Car Rides.

Oct 25, 2011 06:16


"You don't understand. She sleeps all day. Until four or five o'clock and even then sometimes she just lays in bed and watches television." He signals left and turns. She listens to the clinking noise of his turn signal.

"Oh no I'm pretty sure I understand. It's not a health issue, at least that part isn't,  at least I don't think so. I think it's her depression." Just saying the word to him aloud felt awkward, like the period talk in sixth grade health.

"Yeah. I picked up her suitcase of medicine at the pharmacy and I saw the depression medicine and didn't know the name so I asked what it was for. She didn't even tell me."

"Not surprised." She looks out the window at the yards as they pass. A few normal houses. White house, blue shutter kind of houses. Maybe a bike left in the yard or sidewalk chalk scribbling monster shapes in the driveway. The monster shapes leered back, their eyes their biggest feature. Then the other houses, faded white, grey really. Broken boards on the porch, missing screen from the window.

He smiles at the red bike in the yard of one of the homes. "I had a red bike like that. But yeah, she just sleeps. I told her today-- and I feel guilty about this and it wasn't meant to hurt-- but I was just trying to explain my feelings and I said I feel like I'm in this marriage by myself."

"Ouch."

"What?"

"By yourself. She probably already feels lonely as it is."

His grip around the steering wheel tightens a bit and he leans forward. His silver wedding ring glistens as they pass under a street lamp. It doesn't even have a scratch yet. "Well I feel terrible. I just, I don't know how to get her out of bed. She refuses and it's hard as hell. I try but then I just kind of go and do my own thing, let her sleep, and she gets mad about it."

She nods, holding her hands together almost as if in prayer. She looks down and sees, then removes the odd pose. It strikes as an unfamiliar feeling. "Well mornings are hard. Really hard."

"Yeah."

"She has always been like that. Since I was a kid. I get like that too-- if I don't stay busy, really busy. It's got to be one of the two extremes. Either I can't do anything at all. I'm completely rundown. Or I've got to be superwoman to distract myself." She continues the thought, from the feeling that I'm nothing more than an empty sack, strung up on a clothes line and waiting for somebody to pull me down. "The opposite just happens to work better for her."

"But you're involved in everything. She can't even get up to walk the dog with me."

"No motivation, that's why. Depression does that to you. You don't know why. It's just the way you're wired." You juts feel it wash over your toes, this feeling of dirty water. Then you start getting goosebumps, knowing you're about to get cold. Then you will do anything, crawl under a blanket and turn off every harassing piece of technology, just to not feel that feeling of aching cold that you know is about to set in. "She needs to take her medicine. You need to make her take it."
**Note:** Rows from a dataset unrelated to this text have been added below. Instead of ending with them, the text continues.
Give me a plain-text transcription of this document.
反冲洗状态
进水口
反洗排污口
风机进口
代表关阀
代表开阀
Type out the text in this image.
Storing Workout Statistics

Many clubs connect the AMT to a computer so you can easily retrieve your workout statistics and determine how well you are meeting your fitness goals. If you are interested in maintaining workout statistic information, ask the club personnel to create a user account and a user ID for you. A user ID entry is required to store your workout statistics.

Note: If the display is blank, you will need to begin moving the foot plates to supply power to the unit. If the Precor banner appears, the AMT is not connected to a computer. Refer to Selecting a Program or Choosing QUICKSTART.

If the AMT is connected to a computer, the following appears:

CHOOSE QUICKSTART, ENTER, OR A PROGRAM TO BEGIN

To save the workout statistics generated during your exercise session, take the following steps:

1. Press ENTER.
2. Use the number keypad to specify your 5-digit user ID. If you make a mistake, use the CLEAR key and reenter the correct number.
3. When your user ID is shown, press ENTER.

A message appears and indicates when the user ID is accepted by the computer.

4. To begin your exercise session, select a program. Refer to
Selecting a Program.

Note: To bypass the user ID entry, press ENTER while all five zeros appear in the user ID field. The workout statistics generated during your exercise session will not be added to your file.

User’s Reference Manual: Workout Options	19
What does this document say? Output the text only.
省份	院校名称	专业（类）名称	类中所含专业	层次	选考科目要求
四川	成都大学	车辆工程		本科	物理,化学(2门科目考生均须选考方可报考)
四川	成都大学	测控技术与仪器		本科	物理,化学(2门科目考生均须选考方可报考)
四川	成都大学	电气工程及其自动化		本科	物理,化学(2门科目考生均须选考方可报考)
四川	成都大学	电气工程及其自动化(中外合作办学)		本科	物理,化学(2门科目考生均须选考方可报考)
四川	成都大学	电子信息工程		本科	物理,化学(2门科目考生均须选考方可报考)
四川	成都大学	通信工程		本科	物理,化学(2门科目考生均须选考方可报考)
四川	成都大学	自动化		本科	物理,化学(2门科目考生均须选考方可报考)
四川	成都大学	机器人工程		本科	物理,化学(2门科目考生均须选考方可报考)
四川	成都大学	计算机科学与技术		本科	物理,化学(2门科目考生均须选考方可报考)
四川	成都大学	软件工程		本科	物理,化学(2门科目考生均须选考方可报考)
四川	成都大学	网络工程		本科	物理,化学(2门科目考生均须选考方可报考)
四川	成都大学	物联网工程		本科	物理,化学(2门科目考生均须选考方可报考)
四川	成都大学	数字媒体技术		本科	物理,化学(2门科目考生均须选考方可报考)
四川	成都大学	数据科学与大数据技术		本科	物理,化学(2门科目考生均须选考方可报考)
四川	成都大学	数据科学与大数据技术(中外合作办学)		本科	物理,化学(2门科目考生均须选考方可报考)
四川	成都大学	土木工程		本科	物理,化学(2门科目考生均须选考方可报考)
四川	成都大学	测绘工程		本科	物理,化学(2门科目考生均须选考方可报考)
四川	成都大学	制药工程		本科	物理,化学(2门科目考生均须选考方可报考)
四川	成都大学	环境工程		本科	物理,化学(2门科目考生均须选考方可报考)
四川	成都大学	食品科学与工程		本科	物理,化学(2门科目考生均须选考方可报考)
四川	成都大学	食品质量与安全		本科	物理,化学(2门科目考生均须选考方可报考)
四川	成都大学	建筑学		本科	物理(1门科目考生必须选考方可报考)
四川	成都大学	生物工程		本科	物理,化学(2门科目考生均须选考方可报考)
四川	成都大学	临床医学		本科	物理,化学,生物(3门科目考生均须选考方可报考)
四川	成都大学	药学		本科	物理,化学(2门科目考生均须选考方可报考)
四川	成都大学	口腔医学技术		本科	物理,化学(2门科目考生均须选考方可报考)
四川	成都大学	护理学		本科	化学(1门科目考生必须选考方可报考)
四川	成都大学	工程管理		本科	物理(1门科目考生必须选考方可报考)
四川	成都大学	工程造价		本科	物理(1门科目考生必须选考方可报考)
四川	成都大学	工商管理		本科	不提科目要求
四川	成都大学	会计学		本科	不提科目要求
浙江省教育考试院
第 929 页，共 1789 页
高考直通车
"I just don't understand."

Breathing in, "Look, if this puts it in perspective for you. It's not just her. I have to force myself out of bed every morning. Six hour exams, three hour meetings, twenty page papers, that's all easy. Eating meals on the go and running between obligations just to keep up, easy. Waking up is the hardest thing in my life. It's the point of the day, before I've put on my tailored personality, the one I hope makes me successful, but morning, that's the point of the day where I'm the truest to who I am. It's fucking hard. I can't get out of bed. I dread it. It's like confronting your worst fear every day of your life. Aaron felt the way you felt a few years back, when we first started dating. He didn't get it. He's so... normal. I didn't know people were actually normal. I thought that was just a myth and everybody was as screwed up as me but he's really normal."

"Huh."

"And he had to physically pull me out of the bed. Somedays I would get physical with him, push him away and crawl back into my cave. Sometimes I still do, during episodes. Some days I would cry. I almost always feel like it. And sometimes, I put on my slave shackles and my clothes and go on with my day and the whole day I think, what the fuck am I doing? I wish I could... well. That's all terrible but it's worth those few days where I'm just okay. If I didn't think another one of those days would ever come, I don't think I could ever put my feet back on the floor."

"So if she feels like that, what do I do?"

"Kiss her forehead and say, it's okay. She'll know your lying but it feels good for the second your words hang in the air."